Quite obviously, we’ve been watching the H5N1 virus making that jump to hundreds of humans over the past decade, and so far, the the virus has remained incapable sparking a pandemic.  But with new clades (viral versions) appearing every year, the jury is still out on the H5N1 virus.  How it will behave tomorrow, or next year, is unknown. 


One of the prime parental contributors to the evolution of the H5N1 and H7N9 avian viruses is the H9N2 virus, which is endemic in poultry across much of Asia, and which has occasionally been known to infect humans.  Recent studies (see PNAS: Reassortment Of H1N1 And H9N2 Avian viruses) have highlighted this virus’s ability to swap genes with other flu strains and produce viable reassortants.


Earlier this week, we saw a rare imported case of H9N2 in Hong Kong and today, we learn of another H9N2 infection, this time in Hunan Province China; that of a 7 year old boy who was sick, and recovered, in November. Here is the Hong Kong CHP notification:


CHP notified by NHFPC of human case of avian influenza A(H9N2) in Hunan

The Centre for Health Protection (CHP) of the Department of Health (DH) was notified by the National Health and Family Planning Commission today (January 2) of a human case of avian influenza A(H9N2) affecting a boy aged 7 in Hunan.

The patient, with poultry contact history, lived in Yongzhou, Hunan. He presented with fever and runny nose since November 19, 2013. He sought medical consultation from a hospital in Yongzhou the next day and recovered after treatment. This case was confirmed yesterday (January 1).

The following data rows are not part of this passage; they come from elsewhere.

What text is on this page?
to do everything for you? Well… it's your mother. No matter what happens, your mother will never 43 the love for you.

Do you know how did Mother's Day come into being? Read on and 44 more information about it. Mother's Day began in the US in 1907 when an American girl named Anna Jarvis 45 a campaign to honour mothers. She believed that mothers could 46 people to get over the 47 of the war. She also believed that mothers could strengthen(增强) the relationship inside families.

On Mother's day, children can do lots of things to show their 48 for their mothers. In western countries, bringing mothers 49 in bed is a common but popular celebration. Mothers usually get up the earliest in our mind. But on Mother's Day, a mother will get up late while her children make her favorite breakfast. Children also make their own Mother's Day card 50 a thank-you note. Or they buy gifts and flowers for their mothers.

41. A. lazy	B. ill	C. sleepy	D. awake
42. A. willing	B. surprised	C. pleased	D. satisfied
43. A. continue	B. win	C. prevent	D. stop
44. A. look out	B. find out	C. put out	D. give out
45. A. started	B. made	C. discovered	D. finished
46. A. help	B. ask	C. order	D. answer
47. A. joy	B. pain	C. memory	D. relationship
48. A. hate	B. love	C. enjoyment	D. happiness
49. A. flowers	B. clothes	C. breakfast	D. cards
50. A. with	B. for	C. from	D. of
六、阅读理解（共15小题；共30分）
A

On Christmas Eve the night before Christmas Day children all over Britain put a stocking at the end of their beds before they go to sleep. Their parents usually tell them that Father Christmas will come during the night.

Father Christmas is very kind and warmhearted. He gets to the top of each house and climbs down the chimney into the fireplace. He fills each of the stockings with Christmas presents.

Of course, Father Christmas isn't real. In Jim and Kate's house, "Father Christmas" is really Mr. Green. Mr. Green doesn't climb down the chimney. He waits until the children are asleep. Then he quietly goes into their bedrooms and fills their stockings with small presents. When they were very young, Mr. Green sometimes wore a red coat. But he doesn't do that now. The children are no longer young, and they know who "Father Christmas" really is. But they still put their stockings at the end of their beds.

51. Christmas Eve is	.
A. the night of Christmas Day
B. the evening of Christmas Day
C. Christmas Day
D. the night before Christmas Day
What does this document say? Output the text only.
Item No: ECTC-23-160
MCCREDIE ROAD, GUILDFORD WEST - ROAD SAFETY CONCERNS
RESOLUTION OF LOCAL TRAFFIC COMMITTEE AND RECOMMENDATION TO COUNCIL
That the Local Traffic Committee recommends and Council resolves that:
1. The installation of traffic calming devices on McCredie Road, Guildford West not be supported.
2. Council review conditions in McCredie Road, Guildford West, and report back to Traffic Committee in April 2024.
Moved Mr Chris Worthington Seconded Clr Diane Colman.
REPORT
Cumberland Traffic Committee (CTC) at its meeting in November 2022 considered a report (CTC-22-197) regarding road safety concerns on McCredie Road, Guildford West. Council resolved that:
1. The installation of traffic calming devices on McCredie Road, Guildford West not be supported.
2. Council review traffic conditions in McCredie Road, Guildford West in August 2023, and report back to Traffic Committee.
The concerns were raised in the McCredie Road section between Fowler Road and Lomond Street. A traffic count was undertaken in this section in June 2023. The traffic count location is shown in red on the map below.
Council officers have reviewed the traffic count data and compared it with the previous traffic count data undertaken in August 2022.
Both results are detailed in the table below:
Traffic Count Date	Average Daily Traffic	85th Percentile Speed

The CHP will liaise with the Mainland health authorities for more case details.

"We will remain vigilant and maintain liaison with the World Health Organization (WHO), the Mainland and overseas health authorities. Local surveillance activities will be modified according to the WHO's recommendations," the spokesman said.

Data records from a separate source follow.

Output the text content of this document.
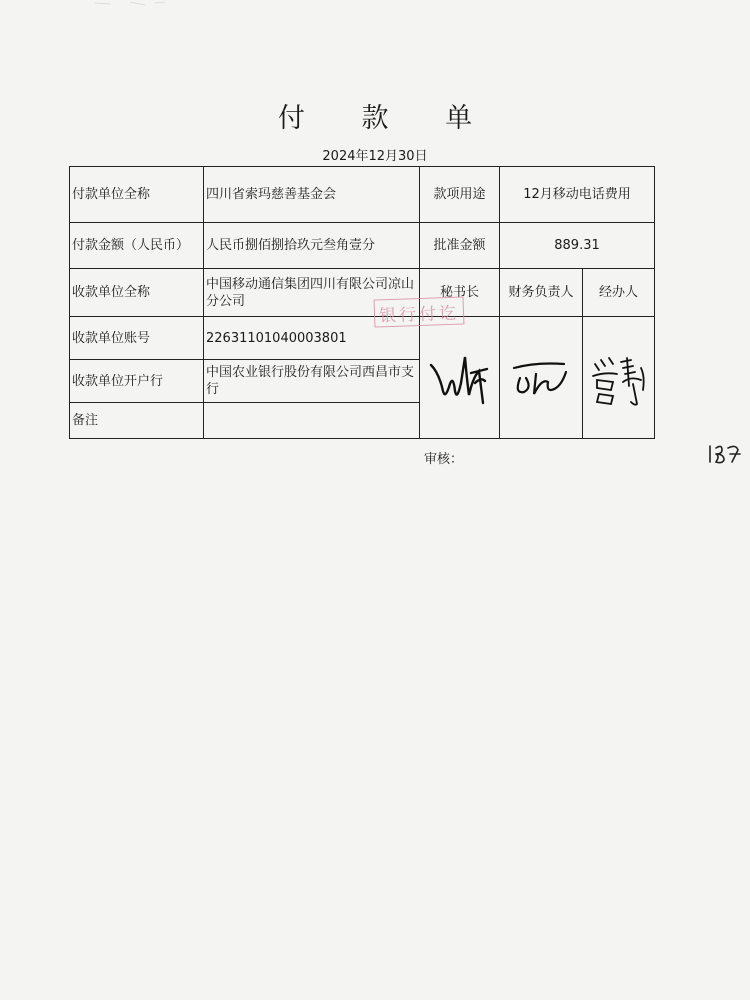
付 款 单
2024年12月30日
付款单位全称	四川省索玛慈善基金会	款项用途	12月移动电话费用	
付款金额（人民币）	人民币捌佰捌拾玖元叁角壹分	批准金额	889.31	
收款单位全称	中国移动通信集团四川有限公司凉山分公司	秘书长	财务负责人	经办人
收款单位账号	22631101040003801	

收款单位开户行	中国农业银行股份有限公司西昌市支行			
备注				
银行付讫
审核：
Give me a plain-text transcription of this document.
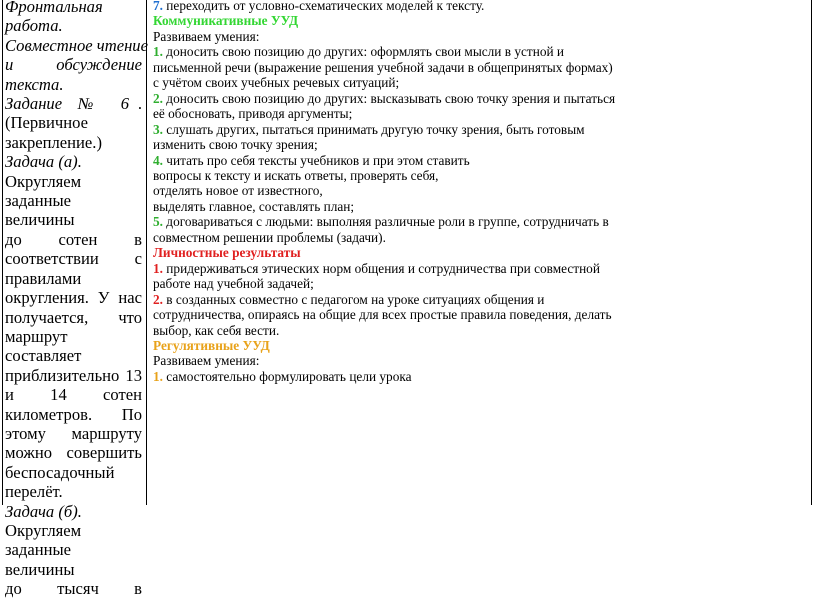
Фронтальная
работа.
Совместное чтение
и обсуждение
текста.
Задание № 6 .
(Первичное
закрепление.)
Задача (а).
Округляем
заданные величины
до сотен в
соответствии с
правилами
округления. У нас
получается, что
маршрут составляет
приблизительно 13
и 14 сотен
километров. По
этому маршруту
можно совершить
беспосадочный
перелёт.
Задача (б).
Округляем
заданные величины
до тысяч в
7. переходить от условно-схематических моделей к тексту.
Коммуникативные УУД
Развиваем умения:
1. доносить свою позицию до других: оформлять свои мысли в устной и
письменной речи (выражение решения учебной задачи в общепринятых формах)
с учётом своих учебных речевых ситуаций;
2. доносить свою позицию до других: высказывать свою точку зрения и пытаться
её обосновать, приводя аргументы;
3. слушать других, пытаться принимать другую точку зрения, быть готовым
изменить свою точку зрения;
4. читать про себя тексты учебников и при этом ставить
вопросы к тексту и искать ответы, проверять себя,
отделять новое от известного,
выделять главное, составлять план;
5. договариваться с людьми: выполняя различные роли в группе, сотрудничать в
совместном решении проблемы (задачи).
Личностные результаты
1. придерживаться этических норм общения и сотрудничества при совместной
работе над учебной задачей;
2. в созданных совместно с педагогом на уроке ситуациях общения и
сотрудничества, опираясь на общие для всех простые правила поведения, делать
выбор, как себя вести.
Регулятивные УУД
Развиваем умения:
1. самостоятельно формулировать цели урока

"Travellers with fever or respiratory symptoms should immediately wear masks, seek medical attention and reveal their travel history to doctors," the spokesman advised.

(Continue . . . )


The announcement of a second H9N2 case in less than a week out of mainland China is not particularly alarming, as this (and other) rare flu strains probably infect humans in China far more often than we know.   It is likely that we are hearing of these cases more frequently simply due to the enhanced surveillance and testing that has been put into place since the emergence of H7N9 last spring.

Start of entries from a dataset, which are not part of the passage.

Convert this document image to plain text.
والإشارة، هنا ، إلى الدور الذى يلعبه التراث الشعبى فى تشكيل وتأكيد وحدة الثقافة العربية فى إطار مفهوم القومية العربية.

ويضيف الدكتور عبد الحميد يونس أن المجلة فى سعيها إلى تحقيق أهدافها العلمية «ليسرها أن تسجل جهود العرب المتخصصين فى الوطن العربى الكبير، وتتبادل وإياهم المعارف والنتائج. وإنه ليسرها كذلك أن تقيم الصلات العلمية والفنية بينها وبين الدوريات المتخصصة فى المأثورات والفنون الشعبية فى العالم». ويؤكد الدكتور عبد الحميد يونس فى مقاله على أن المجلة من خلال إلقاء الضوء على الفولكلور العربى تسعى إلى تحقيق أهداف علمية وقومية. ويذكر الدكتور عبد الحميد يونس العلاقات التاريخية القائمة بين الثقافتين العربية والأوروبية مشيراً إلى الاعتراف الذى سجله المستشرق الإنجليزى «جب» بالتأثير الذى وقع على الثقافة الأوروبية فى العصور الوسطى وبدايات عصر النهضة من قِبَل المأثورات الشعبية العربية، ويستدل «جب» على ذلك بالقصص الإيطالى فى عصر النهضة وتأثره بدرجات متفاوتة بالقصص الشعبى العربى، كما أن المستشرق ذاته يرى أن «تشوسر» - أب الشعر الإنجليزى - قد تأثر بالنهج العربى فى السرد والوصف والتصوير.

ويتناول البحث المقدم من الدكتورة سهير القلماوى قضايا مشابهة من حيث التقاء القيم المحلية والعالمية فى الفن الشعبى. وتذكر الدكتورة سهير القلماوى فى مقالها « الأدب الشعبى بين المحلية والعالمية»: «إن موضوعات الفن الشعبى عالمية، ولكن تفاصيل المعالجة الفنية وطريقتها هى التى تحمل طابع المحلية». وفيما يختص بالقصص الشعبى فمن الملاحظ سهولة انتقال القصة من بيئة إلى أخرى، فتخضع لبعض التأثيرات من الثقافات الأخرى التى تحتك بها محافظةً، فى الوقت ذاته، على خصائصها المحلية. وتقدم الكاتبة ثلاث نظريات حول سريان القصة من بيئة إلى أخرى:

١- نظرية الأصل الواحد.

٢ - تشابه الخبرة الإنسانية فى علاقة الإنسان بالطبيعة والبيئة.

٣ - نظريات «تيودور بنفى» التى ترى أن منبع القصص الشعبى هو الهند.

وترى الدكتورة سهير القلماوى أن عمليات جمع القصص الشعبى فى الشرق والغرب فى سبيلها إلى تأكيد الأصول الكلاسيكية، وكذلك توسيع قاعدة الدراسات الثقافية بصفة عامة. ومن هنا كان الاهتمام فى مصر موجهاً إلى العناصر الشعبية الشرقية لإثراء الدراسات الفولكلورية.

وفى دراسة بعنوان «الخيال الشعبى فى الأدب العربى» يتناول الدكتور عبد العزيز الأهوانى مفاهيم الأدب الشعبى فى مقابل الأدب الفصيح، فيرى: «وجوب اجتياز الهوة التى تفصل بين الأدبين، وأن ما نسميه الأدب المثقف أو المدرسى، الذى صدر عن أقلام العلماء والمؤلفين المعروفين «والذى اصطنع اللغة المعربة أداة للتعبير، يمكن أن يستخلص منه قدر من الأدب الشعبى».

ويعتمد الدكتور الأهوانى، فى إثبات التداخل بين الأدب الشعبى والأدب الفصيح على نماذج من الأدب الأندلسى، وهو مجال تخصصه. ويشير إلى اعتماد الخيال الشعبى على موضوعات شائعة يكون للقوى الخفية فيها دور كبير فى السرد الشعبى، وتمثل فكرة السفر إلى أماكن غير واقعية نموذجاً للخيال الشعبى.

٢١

But it is a reminder that these non-humanized flu strains are endemic in livestock and wild birds in many regions of the world, and can occasionally jump to humans or other species.  Giving them increased opportunities to reassort with other flu viruses and to create new, potentially dangerous viral strains.


Which is why we watch reports, such as the one out of Hunan province today, for any signs that one of these viruses has picked up genetic changes that could increase its ability to create a public health threat.